A trajectory is a recommended sequence, not a privileged path: it calls exactly the tools listed above and is bound by the same gate.

The substrate has exactly one tool that records an intended change, propose, and it is the load-bearing safety boundary.

propose does not execute anything. It writes an AI-authored plan and returns a plan_id. An AI-authored plan is marked as machine-authored, and rocky apply refuses to run it until a human signs off:

Terminal window
rocky review <plan_id> --approve # human sign-off, required
rocky apply <plan_id> # only runs after approval

A bare rocky apply <plan_id> on an unapproved AI-authored plan is rejected. The agent surfaces the plan_id and the review/apply path to you; it never approves on your behalf. This is enforced in the engine (the plan store records the plan kind, and apply gates on it), not merely a convention the prompts ask the agent to follow.

The result is that no LLM output reaches the warehouse without two independent checks: the compiler (every proposed model is type-checked and contract-validated, exactly as in the AI and Intent compile-verify loop) and a human (every AI-authored plan needs an explicit --approve).

The grounding and generator tools are deliberately constrained in what leaves your environment:

  • draft_contract sends aggregate statistics only. It profiles the target table and hands the LLM counts and aggregate column statistics, never raw cell values.
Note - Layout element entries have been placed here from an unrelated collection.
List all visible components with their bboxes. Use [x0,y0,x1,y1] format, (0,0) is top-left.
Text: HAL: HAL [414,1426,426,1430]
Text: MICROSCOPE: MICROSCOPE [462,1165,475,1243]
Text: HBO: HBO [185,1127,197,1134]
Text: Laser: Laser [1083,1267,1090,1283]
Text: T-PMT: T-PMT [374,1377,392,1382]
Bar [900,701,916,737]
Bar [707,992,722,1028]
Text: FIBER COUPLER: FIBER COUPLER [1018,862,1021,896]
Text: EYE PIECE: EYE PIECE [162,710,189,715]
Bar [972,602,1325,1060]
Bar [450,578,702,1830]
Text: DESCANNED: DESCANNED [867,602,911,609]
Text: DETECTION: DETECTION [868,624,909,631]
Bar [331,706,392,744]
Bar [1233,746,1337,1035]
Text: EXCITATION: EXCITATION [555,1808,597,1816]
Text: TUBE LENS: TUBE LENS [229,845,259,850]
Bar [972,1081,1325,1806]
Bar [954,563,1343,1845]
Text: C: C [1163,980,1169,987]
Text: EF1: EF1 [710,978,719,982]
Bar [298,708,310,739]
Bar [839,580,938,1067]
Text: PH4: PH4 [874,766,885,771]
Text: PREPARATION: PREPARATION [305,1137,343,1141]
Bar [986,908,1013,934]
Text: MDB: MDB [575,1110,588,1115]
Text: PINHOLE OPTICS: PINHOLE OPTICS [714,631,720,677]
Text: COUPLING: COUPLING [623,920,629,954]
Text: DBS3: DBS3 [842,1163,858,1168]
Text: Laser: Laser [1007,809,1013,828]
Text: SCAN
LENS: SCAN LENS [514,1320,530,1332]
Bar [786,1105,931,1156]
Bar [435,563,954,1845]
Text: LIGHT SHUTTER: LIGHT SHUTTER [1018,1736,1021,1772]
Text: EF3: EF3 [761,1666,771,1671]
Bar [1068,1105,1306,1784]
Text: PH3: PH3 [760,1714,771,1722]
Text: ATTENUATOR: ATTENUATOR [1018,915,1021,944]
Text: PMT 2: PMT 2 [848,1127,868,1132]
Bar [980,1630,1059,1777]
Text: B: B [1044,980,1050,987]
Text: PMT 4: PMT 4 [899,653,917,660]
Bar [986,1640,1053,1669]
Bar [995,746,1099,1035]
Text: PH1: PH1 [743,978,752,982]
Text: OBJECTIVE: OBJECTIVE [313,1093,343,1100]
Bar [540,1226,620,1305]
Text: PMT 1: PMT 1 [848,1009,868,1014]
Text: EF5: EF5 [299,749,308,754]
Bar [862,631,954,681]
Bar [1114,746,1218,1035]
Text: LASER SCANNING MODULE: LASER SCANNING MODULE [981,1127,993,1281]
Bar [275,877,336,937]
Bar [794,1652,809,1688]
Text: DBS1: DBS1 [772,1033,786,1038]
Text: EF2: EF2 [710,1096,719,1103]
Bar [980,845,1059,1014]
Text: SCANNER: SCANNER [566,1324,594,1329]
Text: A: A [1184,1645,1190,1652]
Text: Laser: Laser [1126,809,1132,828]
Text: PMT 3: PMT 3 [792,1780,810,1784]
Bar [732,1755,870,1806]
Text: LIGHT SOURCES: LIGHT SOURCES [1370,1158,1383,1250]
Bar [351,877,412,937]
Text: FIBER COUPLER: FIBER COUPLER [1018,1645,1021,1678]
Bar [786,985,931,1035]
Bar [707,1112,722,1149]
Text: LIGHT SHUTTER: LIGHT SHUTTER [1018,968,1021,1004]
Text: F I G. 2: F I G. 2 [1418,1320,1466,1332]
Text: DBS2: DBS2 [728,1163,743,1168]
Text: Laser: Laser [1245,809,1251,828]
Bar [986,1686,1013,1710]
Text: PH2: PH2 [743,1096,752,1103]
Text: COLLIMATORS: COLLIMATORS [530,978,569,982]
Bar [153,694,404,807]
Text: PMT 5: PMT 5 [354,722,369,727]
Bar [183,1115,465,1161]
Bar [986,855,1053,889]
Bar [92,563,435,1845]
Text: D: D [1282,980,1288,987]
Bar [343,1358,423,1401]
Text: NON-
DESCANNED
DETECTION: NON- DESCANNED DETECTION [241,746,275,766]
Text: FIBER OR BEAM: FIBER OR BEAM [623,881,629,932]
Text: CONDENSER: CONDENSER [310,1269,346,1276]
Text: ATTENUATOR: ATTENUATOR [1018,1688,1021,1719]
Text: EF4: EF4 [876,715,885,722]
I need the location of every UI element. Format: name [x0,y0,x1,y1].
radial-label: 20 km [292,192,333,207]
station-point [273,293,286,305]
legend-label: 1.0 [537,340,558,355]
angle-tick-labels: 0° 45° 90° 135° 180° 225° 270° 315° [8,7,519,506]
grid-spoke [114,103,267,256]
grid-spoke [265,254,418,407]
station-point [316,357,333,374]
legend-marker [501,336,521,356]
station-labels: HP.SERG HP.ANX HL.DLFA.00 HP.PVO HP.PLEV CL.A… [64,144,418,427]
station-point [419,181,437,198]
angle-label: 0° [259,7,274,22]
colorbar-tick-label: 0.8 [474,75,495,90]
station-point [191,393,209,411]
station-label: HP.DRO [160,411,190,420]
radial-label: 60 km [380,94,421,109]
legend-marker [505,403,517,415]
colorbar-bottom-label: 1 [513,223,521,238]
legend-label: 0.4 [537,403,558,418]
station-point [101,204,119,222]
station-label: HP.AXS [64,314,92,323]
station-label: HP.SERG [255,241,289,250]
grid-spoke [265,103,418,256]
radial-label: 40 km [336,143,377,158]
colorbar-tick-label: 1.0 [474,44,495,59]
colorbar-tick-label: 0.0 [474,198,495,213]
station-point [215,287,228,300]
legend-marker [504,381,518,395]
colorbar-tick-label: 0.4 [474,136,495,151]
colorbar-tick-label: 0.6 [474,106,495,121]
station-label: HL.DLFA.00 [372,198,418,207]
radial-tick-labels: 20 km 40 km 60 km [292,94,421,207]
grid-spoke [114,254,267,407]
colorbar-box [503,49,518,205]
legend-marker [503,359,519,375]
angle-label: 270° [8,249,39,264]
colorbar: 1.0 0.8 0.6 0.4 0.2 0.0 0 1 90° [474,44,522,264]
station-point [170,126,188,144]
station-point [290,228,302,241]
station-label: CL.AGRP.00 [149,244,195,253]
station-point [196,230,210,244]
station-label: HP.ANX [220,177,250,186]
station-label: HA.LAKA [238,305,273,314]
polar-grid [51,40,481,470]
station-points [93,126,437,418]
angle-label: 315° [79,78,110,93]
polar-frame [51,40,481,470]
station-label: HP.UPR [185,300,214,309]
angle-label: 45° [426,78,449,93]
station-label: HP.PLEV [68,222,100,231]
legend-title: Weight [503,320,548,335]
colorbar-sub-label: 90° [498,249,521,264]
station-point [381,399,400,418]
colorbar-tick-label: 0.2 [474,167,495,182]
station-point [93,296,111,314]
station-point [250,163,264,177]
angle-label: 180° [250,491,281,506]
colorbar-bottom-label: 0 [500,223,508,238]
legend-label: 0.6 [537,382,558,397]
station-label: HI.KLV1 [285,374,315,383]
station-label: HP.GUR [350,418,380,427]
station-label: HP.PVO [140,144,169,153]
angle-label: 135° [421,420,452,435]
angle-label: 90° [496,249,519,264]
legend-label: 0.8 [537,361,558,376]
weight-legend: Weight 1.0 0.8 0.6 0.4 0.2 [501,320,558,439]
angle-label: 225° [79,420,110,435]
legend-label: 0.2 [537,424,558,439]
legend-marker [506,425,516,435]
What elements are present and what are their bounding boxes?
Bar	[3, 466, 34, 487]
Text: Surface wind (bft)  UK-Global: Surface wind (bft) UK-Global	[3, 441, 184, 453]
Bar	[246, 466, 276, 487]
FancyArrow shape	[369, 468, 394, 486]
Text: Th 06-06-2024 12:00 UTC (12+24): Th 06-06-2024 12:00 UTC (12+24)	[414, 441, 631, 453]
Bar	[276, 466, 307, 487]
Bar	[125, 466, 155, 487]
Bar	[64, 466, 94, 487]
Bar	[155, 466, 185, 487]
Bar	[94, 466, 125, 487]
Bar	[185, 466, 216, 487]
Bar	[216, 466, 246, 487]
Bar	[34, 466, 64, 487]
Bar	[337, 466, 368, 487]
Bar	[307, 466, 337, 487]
The contract is drafted from the shape of the data (null rates, distinct counts, ranges), not its contents.
  • governance_preview and drift_preview are read-only and never call an LLM at all.
  • The verify/ground tools never call an LLM either. sample_rows and profile_column read your warehouse to inform the agent; whether any of that reaches an LLM is governed by the client you connect and the prompts you run, under your key.

The one intentional egress is the LLM call you enabled by setting your own ANTHROPIC_API_KEY, and for draft_contract even that is restricted to aggregates.

rocky mcp is the machine-facing counterpart to the human-facing AI features:

  • The AI Commands (rocky ai, ai-sync, ai-explain, ai-test) are CLI verbs you run directly: a separate surface from MCP, not a reference for the rocky mcp tools.
  • AI and Intent explains the compiler-as-guardrail compile-verify loop that both surfaces rely on.
  • Preview a PR and Verify a Run cover the review and audit steps that sit downstream of any proposed plan.

The through-line is the same one Rocky leads with everywhere: the agent operates freely inside bounds the compiler enforces, and nothing it authors reaches production without a human approving it.